No duró mucho el silencio. Se habían puesto provisiones a disposición de la tropa de dacoits, y mientras comían, se les podía oír gritar y vociferar bajo la influencia del arak, violento licor de que hacían un uso inmoderado; pero todo aquel ruido se fue extinguiendo poco a poco. El sueño no podía tardar en apoderarse de aquellos bárbaros fatigados ya por una larga jornada.
¿Iba a ser dejado sir Edward Munro sin un centinela hasta el momento en que sonase la hora de su muerte? ¿No le haría vigilar Nana Sahib, pese a que, atado sólidamente con tres cuerdas que le cercaban los brazos y el pecho, no pudiera hacer un solo movimiento?
Esto se preguntaba el coronel, cuando a las ocho vio a un indio que salía del cuartel y se dirigía hacia la explanada.
Aquel indio tenía la orden de vigilar durante toda la noche al coronel.
Al principio, después de haber atravesado oblicuamente la meseta, se llegó al cañón para ver si el prisionero estaba allí: con mano vigorosa examinó las cuerdas y vio que no cedían, y después, hablándose a sí mismo, murmuró:
—Diez libras de buena pólvora. Hace mucho tiempo que el viejo cañón de Ripore no ha hablado; pero mañana hablará.
Esta reflexión produjo una sonrisa de desprecio en el rostro altivo del coronel Munro.
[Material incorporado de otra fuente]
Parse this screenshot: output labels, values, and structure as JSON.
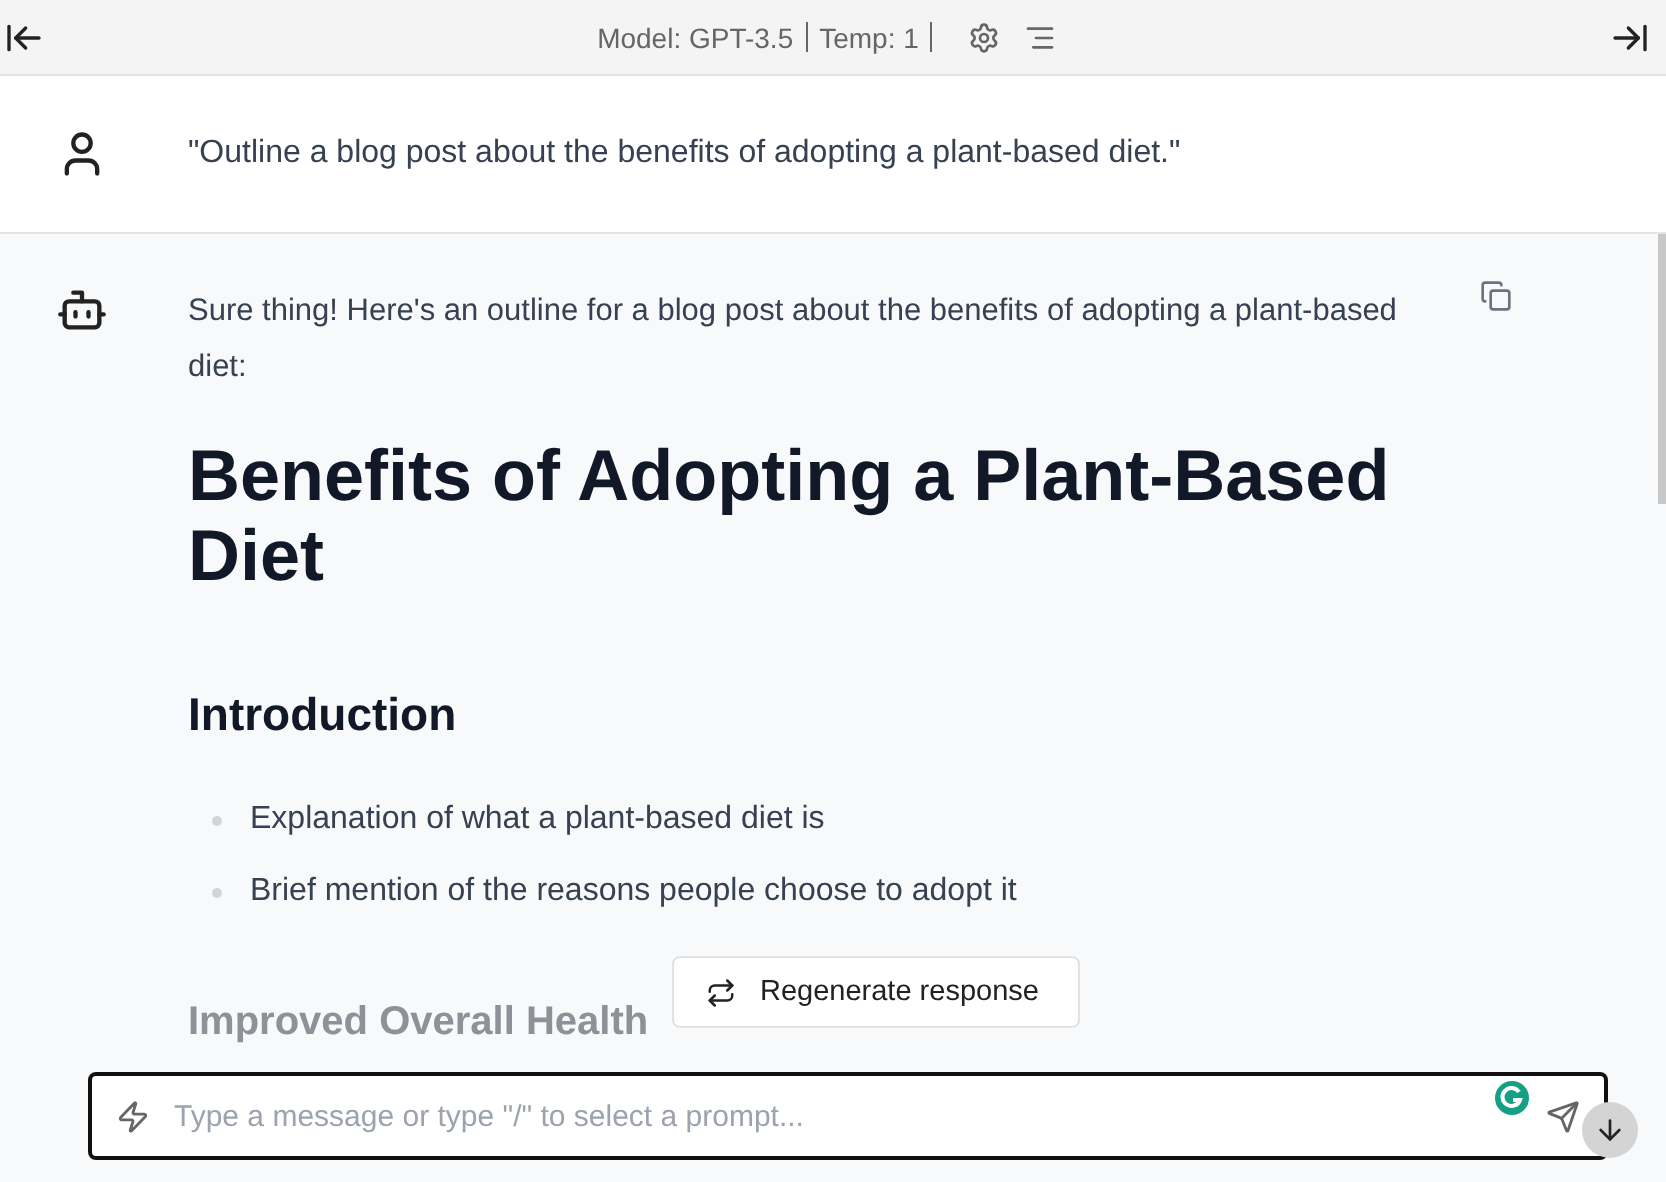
{
  "header": {
    "model": "Model: GPT-3.5",
    "temperature": "Temp: 1"
  },
  "user_message": {
    "text": "\"Outline a blog post about the benefits of adopting a plant-based diet.\""
  },
  "assistant_message": {
    "intro": "Sure thing! Here's an outline for a blog post about the benefits of adopting a plant-based diet:",
    "title": "Benefits of Adopting a Plant-Based Diet",
    "sections": [
      {
        "heading": "Introduction",
        "bullets": [
          "Explanation of what a plant-based diet is",
          "Brief mention of the reasons people choose to adopt it"
        ]
      },
      {
        "heading": "Improved Overall Health"
      }
    ]
  },
  "regenerate_button": {
    "label": "Regenerate response"
  },
  "composer": {
    "placeholder": "Type a message or type \"/\" to select a prompt..."
  }
}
La muerte no le asustaba por espantosa que fuese.
El indio, después de haber examinado la parte anterior del cañón, se dirigió hacia la gruesa cureña, la acarició con la mano y puso un instante el dedo en el hueco casi lleno por la pólvora del cebo.
Después, apoyándose en el botón de la cureña, pareció haber olvidado absolutamente que estuviese allí el prisionero como un paciente al pie del cadalso, esperando que se abra la trampa en que se apoyan sus pies.
Fuera indiferencia, o fuera efecto del arak que acababa de beber el indio, tarareaba entre dientes una antigua canción del Gondwana, se detenía y volvía a empezar como hombre medio embriagado y de confusos pensamientos. Un cuarto de hora después volvió a pasar su mano por la cureña del cañón, dio la vuelta en derredor, y deteniéndose delante del coronel Munro le miró murmurando incoherentes palabras. Por instinto sus dedos recorrieron otra vez las cuerdas como para asegurarlas más, y luego, moviendo la cabeza y mostrando cierta seguridad, fue a reclinarse contra el parapeto a diez pasos a la izquierda de la boca de fuego.
Por espacio de diez minutos permaneció en aquella posición, ya volviéndose hacia la meseta, ya mirando al exterior y recorriendo con la vista el abismo que se abría al pie de la fortaleza.
Era evidente que hacía todos los esfuerzos posibles para no dejarse vencer por el sueño; pero, al fin, cediendo al cansancio, se dejó caer en el suelo y se tendió a la sombra del parapeto, permaneciendo absolutamente invisible para el coronel.
La noche, por lo demás, era ya profunda: espesas nubes se extendían por el cielo; nubes inmóviles, porque la atmósfera estaba tan tranquila como si las moléculas del aire hubieran estado soldadas unas a otras. Los ruidos del valle no llegaban a aquella altura: el silencio era absoluto.
Lo que iba a ser para el coronel Munro semejante noche de angustia, conviene decirlo en honor de aquel hombre enérgico. Ni por un instante pensó en aquel momento supremo de su vida en que, rotos violentamente los tejidos de su cuerpo, y sus miembros, espantosamente dispersos, iría a diseminarse en el espacio. Aquello, después de todo, no debía ser más que el golpe de un rayo, y no podía conmover una naturaleza que nunca había conocido el temor físico ni moral. Recordaba su vida entera, cuyos pormenores se presentaban a su ánimo con singular precisión.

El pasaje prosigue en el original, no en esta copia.